De vague douce, je devins de plus en
plus haute, écrasant de ma puissance celles qui me faisaient de
l’ombre, me jetant sur celles qui tentaient de me contrecarrer, de toute
la prétention dont j’étais capable. J’étais née pour être Reine, rien
ne pourrait me détrôner. Ce fut une lutte féroce.
Il y eut un soir…
où
mes forces, peu à peu, m’abandonnèrent. Et pour la première fois je me
sentis vulnérable, troublée… J’observais les autres vagues frémir, se
soulever, se confronter.
Que pouvais-je faire de plus ? Alors, j’ai regardé l’étendue que je n’avais jamais quittée.
Après
ces longs combats sans trêve vint le désir de tranquillité. Les fonds
océaniques attirèrent toute mon attention. Je voyais, je percevais les
abimes obscurs qui m’appelaient. A quoi bon cette volonté épuisante
d’aller plus haut quand tout ici était si calme et si paisible.

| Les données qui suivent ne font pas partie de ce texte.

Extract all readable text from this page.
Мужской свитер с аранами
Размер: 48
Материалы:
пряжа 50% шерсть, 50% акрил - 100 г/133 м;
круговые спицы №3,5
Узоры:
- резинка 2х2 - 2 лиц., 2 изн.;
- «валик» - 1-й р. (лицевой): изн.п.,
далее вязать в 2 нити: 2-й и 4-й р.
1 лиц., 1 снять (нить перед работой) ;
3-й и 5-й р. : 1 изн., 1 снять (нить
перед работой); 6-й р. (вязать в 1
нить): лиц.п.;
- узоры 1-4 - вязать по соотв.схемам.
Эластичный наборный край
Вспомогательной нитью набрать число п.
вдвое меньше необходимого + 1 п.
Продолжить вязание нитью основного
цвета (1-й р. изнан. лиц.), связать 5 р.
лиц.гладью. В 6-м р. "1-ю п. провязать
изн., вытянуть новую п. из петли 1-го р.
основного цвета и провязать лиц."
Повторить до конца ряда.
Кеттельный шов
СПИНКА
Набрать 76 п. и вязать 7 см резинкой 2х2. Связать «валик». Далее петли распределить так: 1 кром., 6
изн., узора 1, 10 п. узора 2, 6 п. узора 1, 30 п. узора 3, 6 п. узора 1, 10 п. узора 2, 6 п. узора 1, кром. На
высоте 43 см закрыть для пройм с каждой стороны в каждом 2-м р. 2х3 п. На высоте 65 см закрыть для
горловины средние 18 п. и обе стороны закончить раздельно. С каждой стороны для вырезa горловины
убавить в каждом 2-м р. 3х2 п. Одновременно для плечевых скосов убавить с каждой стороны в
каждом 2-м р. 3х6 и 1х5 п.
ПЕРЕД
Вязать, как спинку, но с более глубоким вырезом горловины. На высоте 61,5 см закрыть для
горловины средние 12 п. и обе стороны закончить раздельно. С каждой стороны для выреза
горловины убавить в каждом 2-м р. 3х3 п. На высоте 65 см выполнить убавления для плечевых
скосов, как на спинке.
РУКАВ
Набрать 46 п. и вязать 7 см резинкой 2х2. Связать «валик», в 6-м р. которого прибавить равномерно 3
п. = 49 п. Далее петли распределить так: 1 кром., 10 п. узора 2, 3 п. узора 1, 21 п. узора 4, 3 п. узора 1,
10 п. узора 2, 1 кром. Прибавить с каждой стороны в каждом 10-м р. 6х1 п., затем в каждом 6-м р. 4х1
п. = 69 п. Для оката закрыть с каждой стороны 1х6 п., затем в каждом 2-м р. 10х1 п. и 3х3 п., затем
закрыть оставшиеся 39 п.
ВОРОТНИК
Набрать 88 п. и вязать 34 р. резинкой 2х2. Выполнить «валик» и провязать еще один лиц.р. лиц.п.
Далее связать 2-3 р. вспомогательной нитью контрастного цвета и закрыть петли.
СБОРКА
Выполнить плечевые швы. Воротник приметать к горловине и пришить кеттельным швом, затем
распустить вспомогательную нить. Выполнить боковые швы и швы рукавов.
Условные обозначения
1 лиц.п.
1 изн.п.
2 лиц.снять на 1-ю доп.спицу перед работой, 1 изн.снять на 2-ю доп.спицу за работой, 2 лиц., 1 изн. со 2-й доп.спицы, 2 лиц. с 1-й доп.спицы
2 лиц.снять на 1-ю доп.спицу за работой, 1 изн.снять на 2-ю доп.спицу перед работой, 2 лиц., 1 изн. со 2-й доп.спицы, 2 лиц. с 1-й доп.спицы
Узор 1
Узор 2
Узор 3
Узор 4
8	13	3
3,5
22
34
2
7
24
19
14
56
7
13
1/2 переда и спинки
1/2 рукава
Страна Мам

Je perçus l’indicible comme une promesse de délivrance.
Il y eut un matin…
un
nouveau frémissement, et je me suis, à nouveau, soulevée. Et j’ai vu
une étendue à perte de vue, et des vagues frétillantes, douces et
puissantes, jouant, dansant ou guerroyant.
Il y eut un soir…
où
je vis que leurs existences n’étaient dépendantes que du vent, qu’elles
ne s’agitaient que par son souffle. Puis je vis que le vent lui-même
dépendait d’autres éléments, que tout était étroitement mêlé, que
l’intrication était si complexe qu’il était impossible d’en déterminer
la cause et le but.
Et je vis l’impensable, une révolte sans nom :
« L’impossibilité était un faux-semblant ». L’impossibilité même
n’existait pas. Il n’y avait tout simplement aucune cause ni aucun but.
Rien
d’autre n’existait que ce qui était. « C’était », c’était tout. Tout ce
que je pouvais dire, ou penser, tout ce que je pouvais imaginer,
n’était qu’interprétations formant une histoire. Une histoire ! Et je
vis que, quelle que soit l’histoire que je me plaisais à créer, à
peaufiner, elle n’affectait pas, elle ne pouvait pas affecter ce qui
est, immuable et pourtant si vivant, vivant de sa vie seule, sans cause
et sans but.
Ah, pauvres de nous, vagues de toutes formes, de
toutes batailles, qui poursuivons, aveugles, nos chimères, qui croyons
dur comme fer avoir notre mot à dire, qui sommes orgueilleusement
convaincues que nos actions sont capables d’influencer, de diriger ce
qui est depuis toujours alors que ce que nous transformons n’est autre
que nos propres histoires, qui se renouvellent sans cesse, sous des
angles, des formes et des couleurs que nous plaquons avec toute notre
arrogance sur ce qui est, et qui est déjà sans nous.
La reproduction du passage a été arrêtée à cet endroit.